Media General Inc. agreed to buy Meredith Corp. in a cash and stock deal valued at about $2.4 billion to create the one of the largest owners of U.S. TV affiliates.

Meredith shareholders will receive cash and stock amounting to $51.53 per share, 12 percent higher than the company’s closing price on Sept. 4, the media companies said in a joint statement Tuesday. Including Meredith’s $722 million in debt, the deal is valued at about $3.1 billion.

Media General rose 9.5 percent to $12.21 at 8:48 a.m. New York time, after reaching as high as $17.10 before regular trading. Meredith climbed 13 percent to $51.89.

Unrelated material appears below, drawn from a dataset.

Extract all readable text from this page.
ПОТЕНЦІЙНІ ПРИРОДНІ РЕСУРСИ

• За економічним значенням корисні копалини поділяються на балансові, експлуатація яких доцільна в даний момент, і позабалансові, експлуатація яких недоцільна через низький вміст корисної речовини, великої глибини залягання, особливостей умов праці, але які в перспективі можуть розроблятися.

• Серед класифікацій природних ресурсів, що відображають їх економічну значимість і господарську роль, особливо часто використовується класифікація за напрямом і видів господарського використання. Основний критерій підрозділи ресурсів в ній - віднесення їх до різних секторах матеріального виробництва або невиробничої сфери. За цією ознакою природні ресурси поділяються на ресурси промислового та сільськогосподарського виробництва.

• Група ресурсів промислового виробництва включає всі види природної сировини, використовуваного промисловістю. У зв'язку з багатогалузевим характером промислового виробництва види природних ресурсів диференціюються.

The new company, led by Meredith’s Chief Executive Officer Steve Lacy, will be called MeredithMedia General. It will reach about 30 percent of U.S. homes with a TV, and will be the third- largest owner of network affiliates, the companies said. While both Media General and Meredith specialize in operating local partners of larger networks -- including 21st Century Fox Inc., CBS Corp., Comcast Corp.’s NBC and the Walt Disney Co.’s ABC -- the addition of Meredith will give the combined company better access to digital marketing and websites to compliment those stations. Meredith publishes magazines including Better Homes and Gardens, Family Circle and Shape.

Media General shareholders will get a share of the new company for every one they owned in the old business. After the deal, Meredith shareholders will own 35 percent of the new company and Media General’s investors will hold 65 percent.

The deal is expected to close by June 30, 2016, following approval from shareholders and regulators. RBC Capital Markets served as financial advisers to Media General, and BDT & Co. and Moelis & Co. advised Meredith.